The Committee is working on having a ready bill by the start of the next legislative session, which commences on January 1.

Will the MGHA support the measure?

Rep. Eure’s proposed legislation is not Mississippi’s first attempt at legalizing statewide mobile sports gambling. The state, which authorized physical sportsbooks in 2018, has seen several efforts seeking to expand the market but none have come to fruition.

In January this year, for example, three online betting bills introduced in the state legislature did not make it past committee stage.


Part of the reason why Mississippi has failed to legislate mobile sportsbooks is opposition from the state’s licensed casino operators, who are concerned that legalizing online wagering might have a negative impact on their businesses.

This time, however, Rep. Eure’s committee is keen on getting the casinos on board and convincing them to support the measure.
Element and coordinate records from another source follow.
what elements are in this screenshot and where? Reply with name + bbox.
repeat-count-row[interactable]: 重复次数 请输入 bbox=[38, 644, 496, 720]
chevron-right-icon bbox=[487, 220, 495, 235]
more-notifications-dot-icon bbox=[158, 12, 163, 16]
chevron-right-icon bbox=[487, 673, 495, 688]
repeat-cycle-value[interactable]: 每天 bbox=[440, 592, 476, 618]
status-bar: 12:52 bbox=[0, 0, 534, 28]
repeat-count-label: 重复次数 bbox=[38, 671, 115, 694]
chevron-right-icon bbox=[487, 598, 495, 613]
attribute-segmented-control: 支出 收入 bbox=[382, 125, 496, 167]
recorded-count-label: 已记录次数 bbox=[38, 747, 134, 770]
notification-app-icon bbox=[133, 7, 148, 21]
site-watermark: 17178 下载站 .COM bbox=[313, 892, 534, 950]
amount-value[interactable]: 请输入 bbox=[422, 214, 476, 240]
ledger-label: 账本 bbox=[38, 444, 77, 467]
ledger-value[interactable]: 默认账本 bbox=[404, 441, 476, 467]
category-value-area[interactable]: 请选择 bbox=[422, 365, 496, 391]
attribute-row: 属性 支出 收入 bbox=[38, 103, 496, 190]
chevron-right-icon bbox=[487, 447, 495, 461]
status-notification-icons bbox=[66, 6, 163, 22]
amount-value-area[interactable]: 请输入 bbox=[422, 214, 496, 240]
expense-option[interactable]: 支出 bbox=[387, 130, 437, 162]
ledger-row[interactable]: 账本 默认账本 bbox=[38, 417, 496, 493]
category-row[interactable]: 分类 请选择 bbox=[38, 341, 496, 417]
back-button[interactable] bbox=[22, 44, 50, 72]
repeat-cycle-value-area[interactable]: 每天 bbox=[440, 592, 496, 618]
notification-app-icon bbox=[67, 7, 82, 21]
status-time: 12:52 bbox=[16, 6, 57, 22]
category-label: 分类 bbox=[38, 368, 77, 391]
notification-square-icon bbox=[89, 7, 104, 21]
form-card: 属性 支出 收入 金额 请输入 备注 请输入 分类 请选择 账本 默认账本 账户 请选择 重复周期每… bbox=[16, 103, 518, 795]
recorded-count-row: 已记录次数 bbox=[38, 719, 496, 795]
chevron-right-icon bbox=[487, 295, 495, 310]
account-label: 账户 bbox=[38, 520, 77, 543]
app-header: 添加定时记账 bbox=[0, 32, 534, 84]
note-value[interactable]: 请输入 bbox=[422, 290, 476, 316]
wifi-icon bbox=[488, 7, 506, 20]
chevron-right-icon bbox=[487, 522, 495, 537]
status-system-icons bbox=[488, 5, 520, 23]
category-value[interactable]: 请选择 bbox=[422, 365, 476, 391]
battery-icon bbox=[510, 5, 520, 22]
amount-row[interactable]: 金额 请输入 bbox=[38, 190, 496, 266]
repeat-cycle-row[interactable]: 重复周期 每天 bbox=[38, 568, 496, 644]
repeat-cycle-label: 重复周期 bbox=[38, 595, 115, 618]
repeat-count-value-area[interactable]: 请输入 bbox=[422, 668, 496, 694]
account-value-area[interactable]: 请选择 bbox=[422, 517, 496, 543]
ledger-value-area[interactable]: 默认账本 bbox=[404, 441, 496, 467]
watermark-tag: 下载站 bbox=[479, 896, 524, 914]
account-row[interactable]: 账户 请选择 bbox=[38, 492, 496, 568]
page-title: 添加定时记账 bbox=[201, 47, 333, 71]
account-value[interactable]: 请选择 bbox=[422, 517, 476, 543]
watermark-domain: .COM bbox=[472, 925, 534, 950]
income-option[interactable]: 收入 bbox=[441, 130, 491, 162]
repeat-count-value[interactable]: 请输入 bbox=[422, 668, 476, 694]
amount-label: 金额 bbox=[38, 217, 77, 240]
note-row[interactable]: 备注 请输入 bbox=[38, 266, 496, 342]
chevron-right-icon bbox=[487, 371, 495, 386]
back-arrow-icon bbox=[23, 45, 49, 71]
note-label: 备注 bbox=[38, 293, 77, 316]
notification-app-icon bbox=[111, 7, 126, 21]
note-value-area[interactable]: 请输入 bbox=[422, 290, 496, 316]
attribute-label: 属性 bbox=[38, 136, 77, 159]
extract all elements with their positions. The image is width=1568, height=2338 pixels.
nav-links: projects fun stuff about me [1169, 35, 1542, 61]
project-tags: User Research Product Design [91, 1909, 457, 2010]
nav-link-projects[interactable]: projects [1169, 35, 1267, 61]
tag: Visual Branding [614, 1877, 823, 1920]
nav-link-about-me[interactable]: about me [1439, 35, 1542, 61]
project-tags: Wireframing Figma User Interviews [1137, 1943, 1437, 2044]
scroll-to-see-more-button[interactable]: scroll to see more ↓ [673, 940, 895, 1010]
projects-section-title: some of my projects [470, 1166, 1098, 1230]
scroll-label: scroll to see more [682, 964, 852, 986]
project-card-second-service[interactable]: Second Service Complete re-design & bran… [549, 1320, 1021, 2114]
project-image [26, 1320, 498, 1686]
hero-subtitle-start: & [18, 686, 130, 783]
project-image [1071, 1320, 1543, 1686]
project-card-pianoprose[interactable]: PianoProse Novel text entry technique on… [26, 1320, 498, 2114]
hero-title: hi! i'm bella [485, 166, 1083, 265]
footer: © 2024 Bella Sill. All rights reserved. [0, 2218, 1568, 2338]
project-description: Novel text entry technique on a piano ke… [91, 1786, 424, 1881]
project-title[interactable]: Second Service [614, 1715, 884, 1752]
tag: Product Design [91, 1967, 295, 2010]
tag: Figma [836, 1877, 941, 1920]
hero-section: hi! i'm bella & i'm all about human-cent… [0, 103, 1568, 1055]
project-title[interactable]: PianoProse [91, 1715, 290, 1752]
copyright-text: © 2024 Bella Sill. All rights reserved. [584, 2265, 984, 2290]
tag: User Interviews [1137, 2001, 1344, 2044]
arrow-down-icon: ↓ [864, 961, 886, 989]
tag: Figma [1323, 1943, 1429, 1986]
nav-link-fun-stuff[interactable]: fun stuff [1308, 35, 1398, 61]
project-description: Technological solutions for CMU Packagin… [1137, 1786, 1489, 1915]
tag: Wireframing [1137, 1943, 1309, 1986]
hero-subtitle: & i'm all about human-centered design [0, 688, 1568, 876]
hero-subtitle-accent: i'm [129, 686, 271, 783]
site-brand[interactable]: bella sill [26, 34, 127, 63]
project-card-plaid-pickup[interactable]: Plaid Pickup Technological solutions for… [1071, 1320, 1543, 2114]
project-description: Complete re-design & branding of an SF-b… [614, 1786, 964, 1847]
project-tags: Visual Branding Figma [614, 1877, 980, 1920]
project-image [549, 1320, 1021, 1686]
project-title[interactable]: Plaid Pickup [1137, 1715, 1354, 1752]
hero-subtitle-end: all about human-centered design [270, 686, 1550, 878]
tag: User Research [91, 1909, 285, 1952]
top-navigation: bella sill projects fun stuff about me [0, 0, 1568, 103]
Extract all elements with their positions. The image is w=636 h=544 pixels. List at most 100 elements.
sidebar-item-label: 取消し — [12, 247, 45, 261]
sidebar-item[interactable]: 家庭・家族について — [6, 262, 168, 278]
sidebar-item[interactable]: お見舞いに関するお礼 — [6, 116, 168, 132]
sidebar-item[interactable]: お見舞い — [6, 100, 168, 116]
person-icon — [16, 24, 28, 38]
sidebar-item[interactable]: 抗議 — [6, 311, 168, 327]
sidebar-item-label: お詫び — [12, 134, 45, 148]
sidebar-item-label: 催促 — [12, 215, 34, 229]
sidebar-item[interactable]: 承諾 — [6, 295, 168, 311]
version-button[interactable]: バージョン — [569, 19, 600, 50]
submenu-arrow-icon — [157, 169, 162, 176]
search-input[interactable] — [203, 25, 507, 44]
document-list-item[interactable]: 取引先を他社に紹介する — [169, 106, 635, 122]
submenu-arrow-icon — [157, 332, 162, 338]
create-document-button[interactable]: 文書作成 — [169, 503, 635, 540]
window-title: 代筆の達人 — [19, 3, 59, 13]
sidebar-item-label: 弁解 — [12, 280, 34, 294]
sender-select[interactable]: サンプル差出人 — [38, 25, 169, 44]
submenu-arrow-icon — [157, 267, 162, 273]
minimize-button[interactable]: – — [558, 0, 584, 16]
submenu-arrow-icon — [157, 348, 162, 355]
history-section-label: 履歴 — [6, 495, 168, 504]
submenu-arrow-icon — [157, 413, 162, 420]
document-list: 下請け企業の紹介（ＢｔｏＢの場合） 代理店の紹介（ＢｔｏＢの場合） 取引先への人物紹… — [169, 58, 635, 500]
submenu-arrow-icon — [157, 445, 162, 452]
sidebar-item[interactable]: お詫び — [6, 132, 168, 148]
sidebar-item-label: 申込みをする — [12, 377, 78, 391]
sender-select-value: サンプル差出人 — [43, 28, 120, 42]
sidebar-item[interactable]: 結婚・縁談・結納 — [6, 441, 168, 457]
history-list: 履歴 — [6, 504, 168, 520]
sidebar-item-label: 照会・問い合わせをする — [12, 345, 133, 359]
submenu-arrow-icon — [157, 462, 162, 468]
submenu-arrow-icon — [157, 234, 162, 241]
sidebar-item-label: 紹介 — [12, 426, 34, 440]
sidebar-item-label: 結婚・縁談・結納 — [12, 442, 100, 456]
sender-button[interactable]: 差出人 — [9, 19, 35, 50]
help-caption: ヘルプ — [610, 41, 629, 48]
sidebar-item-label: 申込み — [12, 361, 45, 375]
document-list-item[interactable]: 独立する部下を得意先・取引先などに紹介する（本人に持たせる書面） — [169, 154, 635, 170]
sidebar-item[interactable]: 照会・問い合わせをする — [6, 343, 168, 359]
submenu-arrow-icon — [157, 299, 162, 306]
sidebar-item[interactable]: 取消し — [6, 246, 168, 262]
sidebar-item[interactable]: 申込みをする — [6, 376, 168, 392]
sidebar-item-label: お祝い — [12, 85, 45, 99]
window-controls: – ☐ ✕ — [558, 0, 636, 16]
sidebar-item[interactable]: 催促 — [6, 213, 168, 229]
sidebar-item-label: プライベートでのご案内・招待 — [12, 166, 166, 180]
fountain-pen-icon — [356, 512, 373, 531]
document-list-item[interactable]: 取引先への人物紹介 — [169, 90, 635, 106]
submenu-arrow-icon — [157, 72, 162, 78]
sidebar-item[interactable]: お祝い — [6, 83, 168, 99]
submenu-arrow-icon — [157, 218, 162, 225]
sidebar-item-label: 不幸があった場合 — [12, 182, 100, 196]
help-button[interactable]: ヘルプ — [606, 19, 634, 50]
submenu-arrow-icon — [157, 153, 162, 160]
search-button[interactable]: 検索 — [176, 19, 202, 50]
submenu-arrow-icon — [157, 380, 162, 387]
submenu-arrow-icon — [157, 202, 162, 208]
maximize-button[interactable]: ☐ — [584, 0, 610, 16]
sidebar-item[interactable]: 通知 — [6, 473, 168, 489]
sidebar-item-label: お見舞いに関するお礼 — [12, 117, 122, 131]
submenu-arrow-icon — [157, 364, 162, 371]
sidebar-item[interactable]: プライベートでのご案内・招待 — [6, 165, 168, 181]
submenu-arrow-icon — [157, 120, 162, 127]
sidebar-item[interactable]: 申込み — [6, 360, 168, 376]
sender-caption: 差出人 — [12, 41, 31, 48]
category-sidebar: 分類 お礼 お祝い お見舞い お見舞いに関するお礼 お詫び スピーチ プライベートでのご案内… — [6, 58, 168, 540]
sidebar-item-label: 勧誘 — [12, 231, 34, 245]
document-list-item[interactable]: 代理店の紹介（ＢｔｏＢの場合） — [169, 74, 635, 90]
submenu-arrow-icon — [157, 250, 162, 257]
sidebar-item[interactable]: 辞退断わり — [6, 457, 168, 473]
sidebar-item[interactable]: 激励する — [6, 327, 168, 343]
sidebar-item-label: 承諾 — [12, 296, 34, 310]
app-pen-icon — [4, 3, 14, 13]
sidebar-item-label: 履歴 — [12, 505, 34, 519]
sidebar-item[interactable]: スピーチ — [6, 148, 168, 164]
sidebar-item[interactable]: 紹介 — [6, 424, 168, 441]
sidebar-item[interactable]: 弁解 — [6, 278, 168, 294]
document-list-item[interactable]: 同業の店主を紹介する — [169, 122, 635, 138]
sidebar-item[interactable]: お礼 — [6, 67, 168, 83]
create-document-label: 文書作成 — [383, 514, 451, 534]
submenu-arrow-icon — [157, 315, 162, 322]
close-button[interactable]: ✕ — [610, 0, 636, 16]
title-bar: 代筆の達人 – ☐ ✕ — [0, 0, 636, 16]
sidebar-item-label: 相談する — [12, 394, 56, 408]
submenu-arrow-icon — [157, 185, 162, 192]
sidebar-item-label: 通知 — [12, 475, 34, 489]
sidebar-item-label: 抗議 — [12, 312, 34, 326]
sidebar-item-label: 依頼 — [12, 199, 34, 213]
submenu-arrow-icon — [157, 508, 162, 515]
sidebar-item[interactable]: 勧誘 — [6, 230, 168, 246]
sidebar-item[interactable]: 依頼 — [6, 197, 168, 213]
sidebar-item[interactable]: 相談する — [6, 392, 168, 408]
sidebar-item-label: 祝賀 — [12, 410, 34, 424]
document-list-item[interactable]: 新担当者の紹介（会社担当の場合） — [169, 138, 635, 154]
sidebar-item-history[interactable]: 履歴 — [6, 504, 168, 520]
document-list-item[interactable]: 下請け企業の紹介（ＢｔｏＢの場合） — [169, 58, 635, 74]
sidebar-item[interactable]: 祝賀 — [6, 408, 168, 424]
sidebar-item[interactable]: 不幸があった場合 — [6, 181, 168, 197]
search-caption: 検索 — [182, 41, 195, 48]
The lawmaker has revealed that he is in talks with Mississippi Gaming and Hospitality Association (MGHA) Executive Director Larry Gregory for consultation on the language of the bill.

Time to pick up the pace

Despite being among the first precincts to allow regulated sportsbooks after the repeal of the 1992 PASPA law by the US Supreme Court in May 2018, the Magnolia State continues to lose out on millions in tax dollars every year due to its hesitation to allow mobile betting outside of licensed casinos.

Online wagering has proved to be the lifeblood of the regulated US sports betting industry, and any state keen on having its finger in the pie must embrace the market. In New Jersey and Pennsylvania, for example, more than 90% of the sports betting handle comes from mobile bettors.

Lack of mobile sportsbook options could also encourage sports fans in Mississippi to cross the border to place online bets in neighboring states where the market is legal. Tennessee, which borders MS to the north, rolled out internet wagering in November last year. Louisiana is also set to launch mobile betting by January 2022.